Deslizamos pela Corniche até ao porto. Tu aprecias o castanho-bronze da paisagem e as sombras nacaradas no solo pérola. Deixámos para trás a poeira a incendiar o céu em congeminação com o sol; os túmulos de profeta projetados nas dunas em revolução. Sorriste quando te olhei de soslaio e suspiraste pela memória do dia que passámos junto às grandes brechas do lago antigo, os charcos celestiais onde vagueiam as núvens e o azul-lilás tinge o verde Rembrant e os tons de zinco a palpitar nos afazeres dos patos; a humidade quente, o marulhar dos aromas misteriosos, os segredos dos insetos, a profundidade do espaço povoada por sons a todas as distâncias até adentro da pele, na zona do afeto. A noite começa a cair. Os revérberes acendem o teu perfil compassadamente. O olhar foca-se no ponto de luz diáfana que dobra o cabo e desliza sagaz no veio de espuma que brilha ao luar. Só depois chega, nostálgico, o som grave do apito, se refugia no carro e desiste de prosseguir. Somos visitados por fragmentos do jazz insinuado pelos bares da marginal, leve e sincopado, em sintonia com o motor do carro, que acabamos de perceber, trazendo-nos para o real, como se nele não estivessemos nas últimas horas. O porto cresce ao nosso redor, pululado de pirilampos à flor da liquidez densa do mar. Na amurada, um exército de gaivotas vigilante.
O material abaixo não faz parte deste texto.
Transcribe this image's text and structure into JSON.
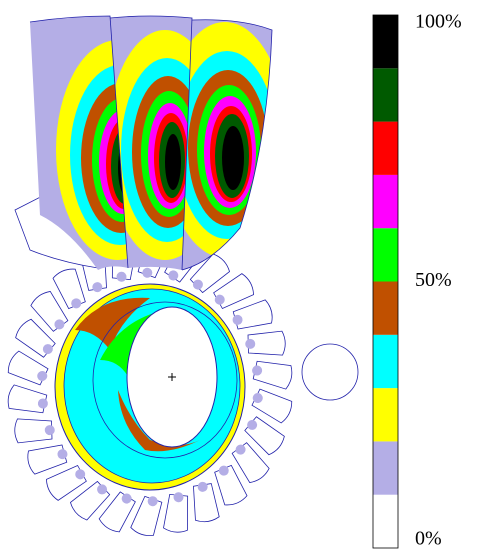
{
  "legend": {
    "range": [
      0,
      100
    ],
    "colors": [
      "#ffffff",
      "#b4aee6",
      "#ffff00",
      "#00ffff",
      "#c05000",
      "#00ff00",
      "#ff00ff",
      "#ff0000",
      "#005a00",
      "#000000"
    ],
    "ticks": [
      {
        "value": 100,
        "label": "100%"
      },
      {
        "value": 50,
        "label": "50%"
      },
      {
        "value": 0,
        "label": "0%"
      }
    ]
  }
}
Os seus gritos a coberto da noite vertem num queixume que se adoça ao desfalecer numa tonalidade quase melodiosa. Com graciosidade infantil apontas a lua a escalar os minaretes para o lado sul em quadros intermitentes permitidos pela deslocação na avenida; concorre com a impregnação dos aromas de carmodoma, mirra, azeite e canela e lança uma aura de desejo urgente. Saciamo-nos na esplanada do café Rimbont, amornados pela brisa que conforta os contornos do rosto no passar lento do tempo. Não temos pressa. A algaraviada cruzada de linguarejares do mundo é o nosso entorno cosmopolita. Sorrimos, cúmplices!